February 10, 2010 / 5:16 PM / in 8 years

Appetite exists for African sovereign bonds: PIMCO

JOHANNESBURG (Reuters) - African countries planning to tap international markets for funds will find the market receptive but the debt may come at a premium, partly due to the recent Dubai and European debt crises, the world’s biggest bond fund said on Wednesday.

Michael Gomez, portfolio manager and co-head of emerging markets at PIMCO, said there is demand for African sovereign debt, even in the secondary market, with some spreads at their tightest in 18 months.

Many African countries postponed planned Eurobonds last year due to the global financial crisis and Gomez said investors are ready for new issuance this year to diversify their holdings.

“There are indications Angola is looking at the market, and Kenya. My sense is that there will be appetite for those types of names,” Gomez told Reuters by telephone from London.

PIMCO has significant exposure in South Africa, Tunisia, Egypt and Gabon with limited holdings in Nigeria, Ghana and Ivory Coast.

“The emerging market external asset class has become bifurcated. Roughly two-thirds of countries have very strong credit quality and they trade very tight in spreads because of that perception, which is warranted.”

“Another third is very high-yielding ... with much lower credit quality. There is a little bit of a void in the middle of that continuum ... there are some opportunities for African countries to tap into that,” he said.


Countries plannning Eurobonds include Angola, Ghana, Ivory Coast, Kenya, Morocco, Nigeria, and Seychelles and some countries will have to do a hard sell to dispel negative perceptions given inconsistent data reporting.

“Part of the challenge, generally speaking ... is that the data dissemination is still not at a level we see elsewhere around the globe so telling the story and giving investors comfort with your fundamental data is quite important.”

Another worry for investors is that some countries are too reliant on commodities and thus would be vulnerable in case of another global economic slowdown and a resultant commodity price plunge.

Gomez said although a debt crisis in Dubai and some European countries would not directly affect African countries, investors were likely to be more cautious towards risk, and some African issuers would have to pay larger spreads than they otherwise would have.

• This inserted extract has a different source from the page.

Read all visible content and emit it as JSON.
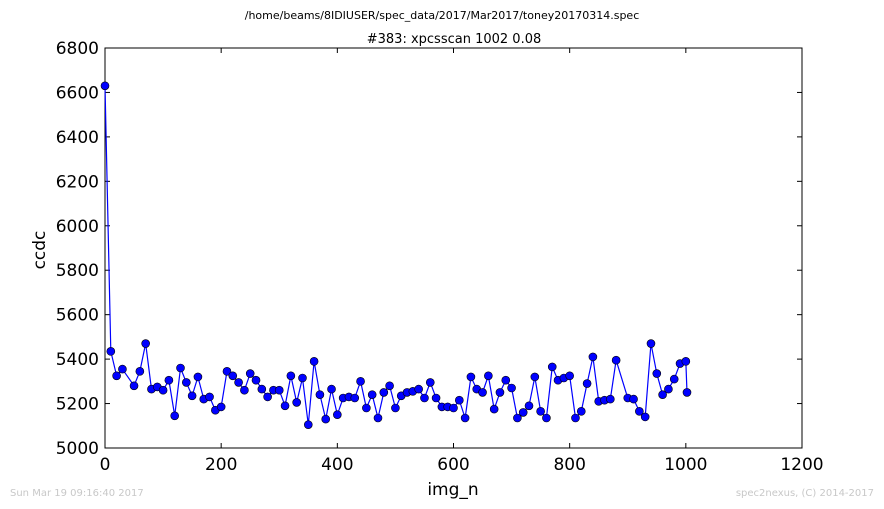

“It’s fair to say, investors are now demanding more compensation per unit of risk than they were six weeks ago,” he said

“(But) if a country has shown economic orthodoxy ... has shown the ability to have a relatively lean and well-run government and financial system, the market will be relatively receptive.”

Greece’s fiscal troubles have sparked renewed market concern about the sustainability of public finances in Europe, and a crisis in Dubai rocked markets last year after Dubai World said it would request a standstill on billions in debt repayments.